Split the data into a training and a stest set, pre-process the data, and tune a model of your choice from this chapter. What is the optimal value of the performance metric?
I will use PLS model since it performed best for the previous exercise. RMSE was used to select the optimal model using the smallest value.

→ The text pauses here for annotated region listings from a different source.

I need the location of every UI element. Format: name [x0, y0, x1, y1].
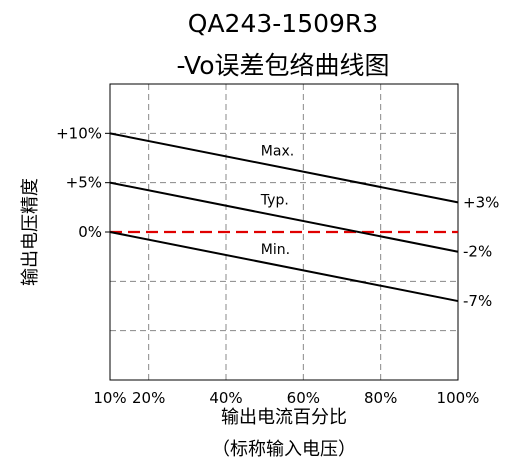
series-end-label-min: -7%: [463, 292, 492, 310]
series-line-typ: [109, 181, 459, 253]
y-axis-title: 输出电压精度: [20, 178, 41, 286]
y-tick-label-1: +5%: [66, 174, 102, 192]
series-group: Max. +3% Typ. -2% Min. -7%: [109, 132, 499, 310]
x-tick-label-5: 100%: [437, 389, 480, 407]
series-end-label-max: +3%: [463, 193, 499, 211]
y-tick-label-2: 0%: [78, 223, 102, 241]
series-line-min: [109, 231, 459, 303]
series-label-max: Max.: [261, 143, 294, 159]
chart-title: QA243-1509R3: [188, 9, 378, 38]
series-line-max: [109, 132, 459, 204]
x-tick-label-0: 10%: [93, 389, 126, 407]
series-label-min: Min.: [261, 242, 290, 258]
x-tick-labels: 10% 20% 40% 60% 80% 100%: [93, 389, 479, 407]
series-end-label-typ: -2%: [463, 243, 492, 261]
grid: [110, 84, 458, 380]
chart-subtitle: -Vo误差包络曲线图: [176, 51, 389, 80]
y-tick-labels: +10% +5% 0%: [56, 124, 110, 241]
x-tick-label-2: 40%: [209, 389, 242, 407]
series-label-typ: Typ.: [260, 193, 289, 209]
x-tick-label-4: 80%: [364, 389, 397, 407]
x-tick-label-1: 20%: [132, 389, 165, 407]
x-axis-subtitle: （标称输入电压）: [212, 439, 356, 460]
y-tick-label-0: +10%: [56, 124, 102, 142]
x-tick-label-3: 60%: [287, 389, 320, 407]
x-axis-title: 输出电流百分比: [221, 407, 347, 428]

The final value used for the model was ncomp = 10. R squared at ncomp=10 is at its highest value (.61).
## Partial Least Squares
##
## 144 samples
## 57 predictor
##
## Pre-processing: centered (57), scaled (57)

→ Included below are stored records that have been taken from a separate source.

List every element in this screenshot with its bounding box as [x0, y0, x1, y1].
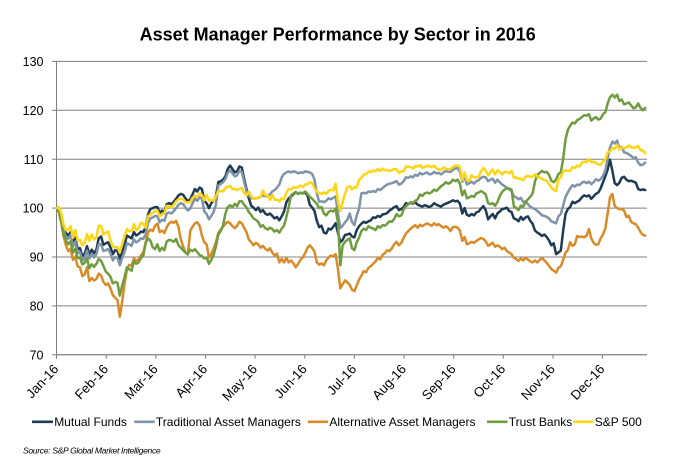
svg-text:130: 130 — [23, 55, 44, 69]
svg-text:Asset Manager Performance by S: Asset Manager Performance by Sector in 2… — [140, 24, 536, 44]
svg-text:Source: S&P Global Market Int: Source: S&P Global Market Intelligence — [23, 446, 161, 456]
svg-text:120: 120 — [23, 104, 44, 118]
svg-text:90: 90 — [30, 251, 44, 265]
svg-text:S&P 500: S&P 500 — [595, 415, 642, 429]
svg-text:Trust Banks: Trust Banks — [509, 415, 573, 429]
svg-text:Alternative Asset Managers: Alternative Asset Managers — [329, 415, 475, 429]
svg-text:100: 100 — [23, 202, 44, 216]
svg-text:80: 80 — [30, 300, 44, 314]
svg-text:70: 70 — [30, 348, 44, 362]
svg-text:Mutual Funds: Mutual Funds — [54, 415, 127, 429]
svg-text:Traditional Asset Managers: Traditional Asset Managers — [156, 415, 301, 429]
svg-text:110: 110 — [24, 153, 44, 167]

## Resampling: Cross-Validated (10 fold)
## Summary of sample sizes: 131, 130, 130, 130, 129, 129, ...
## Resampling results across tuning parameters:
##
## ncomp RMSE Rsquared MAE
## 1 0.8312122 0.4582919 0.6368723
## 2 0.8784130 0.5065290 0.6044327
## 3 0.7449064 0.5860351 0.5387970
## 4 0.7191004 0.5974733 0.5526837
## 5 0.7404487 0.5932325 0.5659655
## 6 0.7452959 0.5893215 0.5681318
## 7 0.7684710 0.5780940 0.5925164
## 8 0.7513039 0.5867866 0.5912885
## 9 0.7132363 0.6101240 0.5655940
## 10 0.7044069 0.6113084 0.5601250
## 11 0.7084133 0.6090025 0.5526973
## 12 0.7206937 0.6059508 0.5488486
## 13 0.7350137 0.6045316 0.5580296
## 14 0.7261172 0.6036587 0.5626825
## 15 0.7348801 0.5972221 0.5747648
## 16 0.7197914 0.6006316 0.5705944
## 17 0.7221599 0.5943178 0.5710099
## 18 0.7256506 0.5867697 0.5691657
## 19 0.7400848 0.5720982 0.5808337
## 20 0.7650570 0.5470784 0.5935269
##
## RMSE was used to select the optimal model using the smallest value.

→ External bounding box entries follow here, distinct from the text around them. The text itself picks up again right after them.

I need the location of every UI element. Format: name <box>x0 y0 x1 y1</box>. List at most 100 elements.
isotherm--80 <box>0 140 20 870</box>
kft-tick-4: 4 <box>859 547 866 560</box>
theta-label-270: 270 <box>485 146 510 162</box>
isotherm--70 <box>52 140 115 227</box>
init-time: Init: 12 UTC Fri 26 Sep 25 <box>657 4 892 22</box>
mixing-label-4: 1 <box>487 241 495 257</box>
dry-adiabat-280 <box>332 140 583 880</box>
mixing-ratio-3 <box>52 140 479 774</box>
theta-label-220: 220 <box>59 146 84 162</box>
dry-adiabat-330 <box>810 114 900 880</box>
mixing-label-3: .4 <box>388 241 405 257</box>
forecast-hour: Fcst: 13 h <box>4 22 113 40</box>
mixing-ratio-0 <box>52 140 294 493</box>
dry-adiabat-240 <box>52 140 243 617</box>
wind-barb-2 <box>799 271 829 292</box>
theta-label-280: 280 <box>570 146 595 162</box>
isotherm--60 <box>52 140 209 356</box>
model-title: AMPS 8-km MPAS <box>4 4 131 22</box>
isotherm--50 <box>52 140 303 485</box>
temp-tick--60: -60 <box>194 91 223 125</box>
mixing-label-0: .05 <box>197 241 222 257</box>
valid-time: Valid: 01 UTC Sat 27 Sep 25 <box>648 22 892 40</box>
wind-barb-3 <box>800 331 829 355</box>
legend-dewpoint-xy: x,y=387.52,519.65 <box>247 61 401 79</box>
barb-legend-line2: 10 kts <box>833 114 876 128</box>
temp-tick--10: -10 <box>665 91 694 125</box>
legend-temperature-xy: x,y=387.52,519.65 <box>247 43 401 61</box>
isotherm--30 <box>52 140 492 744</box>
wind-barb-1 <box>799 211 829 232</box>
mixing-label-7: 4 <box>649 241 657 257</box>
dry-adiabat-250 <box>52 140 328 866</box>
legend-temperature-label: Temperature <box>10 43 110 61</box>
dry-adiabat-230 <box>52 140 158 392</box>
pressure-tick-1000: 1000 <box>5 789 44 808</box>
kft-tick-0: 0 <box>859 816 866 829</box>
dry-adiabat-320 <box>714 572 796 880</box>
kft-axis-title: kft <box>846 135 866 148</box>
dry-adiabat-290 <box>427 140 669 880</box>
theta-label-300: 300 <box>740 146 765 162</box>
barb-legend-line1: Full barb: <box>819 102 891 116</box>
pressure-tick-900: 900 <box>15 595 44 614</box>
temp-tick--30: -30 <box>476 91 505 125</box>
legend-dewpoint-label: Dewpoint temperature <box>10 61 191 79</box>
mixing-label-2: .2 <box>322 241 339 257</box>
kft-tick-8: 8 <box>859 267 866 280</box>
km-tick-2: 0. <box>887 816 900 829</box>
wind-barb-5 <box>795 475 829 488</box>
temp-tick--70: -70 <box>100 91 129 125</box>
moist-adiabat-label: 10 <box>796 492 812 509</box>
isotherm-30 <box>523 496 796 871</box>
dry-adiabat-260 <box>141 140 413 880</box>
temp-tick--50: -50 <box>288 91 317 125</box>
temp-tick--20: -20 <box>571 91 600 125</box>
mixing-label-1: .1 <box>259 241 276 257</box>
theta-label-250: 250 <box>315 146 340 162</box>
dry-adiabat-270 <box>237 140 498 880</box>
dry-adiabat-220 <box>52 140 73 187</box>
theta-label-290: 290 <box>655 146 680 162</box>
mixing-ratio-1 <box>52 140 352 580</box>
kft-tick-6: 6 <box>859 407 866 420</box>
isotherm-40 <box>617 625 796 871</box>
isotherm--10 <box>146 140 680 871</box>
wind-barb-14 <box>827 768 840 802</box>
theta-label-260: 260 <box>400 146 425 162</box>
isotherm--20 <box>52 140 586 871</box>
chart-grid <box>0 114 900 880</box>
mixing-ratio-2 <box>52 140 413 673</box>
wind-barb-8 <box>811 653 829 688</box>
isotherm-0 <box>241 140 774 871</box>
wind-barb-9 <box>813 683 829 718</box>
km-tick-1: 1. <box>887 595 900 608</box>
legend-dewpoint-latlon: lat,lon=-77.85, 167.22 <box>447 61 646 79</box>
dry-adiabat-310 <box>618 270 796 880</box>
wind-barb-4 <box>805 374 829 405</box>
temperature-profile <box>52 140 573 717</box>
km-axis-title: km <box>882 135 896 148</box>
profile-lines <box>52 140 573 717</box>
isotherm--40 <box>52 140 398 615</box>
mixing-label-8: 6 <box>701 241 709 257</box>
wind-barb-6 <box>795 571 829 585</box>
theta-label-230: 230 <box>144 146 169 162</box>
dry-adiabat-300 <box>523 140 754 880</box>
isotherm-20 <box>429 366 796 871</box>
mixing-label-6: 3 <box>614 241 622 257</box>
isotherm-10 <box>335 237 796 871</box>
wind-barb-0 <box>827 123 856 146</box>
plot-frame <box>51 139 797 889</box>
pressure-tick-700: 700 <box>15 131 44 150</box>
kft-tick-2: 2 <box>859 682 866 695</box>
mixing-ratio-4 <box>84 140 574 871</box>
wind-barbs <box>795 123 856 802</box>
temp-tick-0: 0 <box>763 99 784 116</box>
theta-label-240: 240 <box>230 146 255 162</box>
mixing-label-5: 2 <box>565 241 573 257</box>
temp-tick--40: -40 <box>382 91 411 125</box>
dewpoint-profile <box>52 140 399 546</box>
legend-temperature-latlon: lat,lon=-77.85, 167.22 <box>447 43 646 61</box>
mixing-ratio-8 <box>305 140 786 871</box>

## The final value used for the model was ncomp = 10.
The predictive R square was greater and the RMSE was less than that on the training set.
## RMSE Rsquared MAE
## 0.4702021 0.7831245 0.3666030
ManufacturingProcess32 is the most important predictor in the model. Process predictors seem to have more out of the 20 important variables shown but they seem to have fairly similar amount of importance.
##
## Attaching package: 'pls'
## The following object is masked from 'package:caret':
##
## R2
## The following object is masked from 'package:stats':
##
## loadings
## pls variable importance
##
## only 20 most important variables shown (out of 57)
##
## Overall
## ManufacturingProcess32 100.00
## ManufacturingProcess09 88.06
## ManufacturingProcess13 86.60
## ManufacturingProcess17 79.38
## ManufacturingProcess36 77.46
## BiologicalMaterial02 59.84
## ManufacturingProcess06 57.66
## BiologicalMaterial08 57.62
## ManufacturingProcess33 57.34
## BiologicalMaterial06 56.95
## BiologicalMaterial11 55.19
## ManufacturingProcess12 54.80
## BiologicalMaterial12 54.05
## ManufacturingProcess11 53.01
## BiologicalMaterial03 50.57
## ManufacturingProcess30 49.55
## ManufacturingProcess31 47.83
## ManufacturingProcess29 47.60
## ManufacturingProcess28 47.23
## BiologicalMaterial04 46.75
The most important predictors have a strong positive or negative correlation to the Yield response variable. Having information whether variables correlate can provide suggest variable removal to improve the model.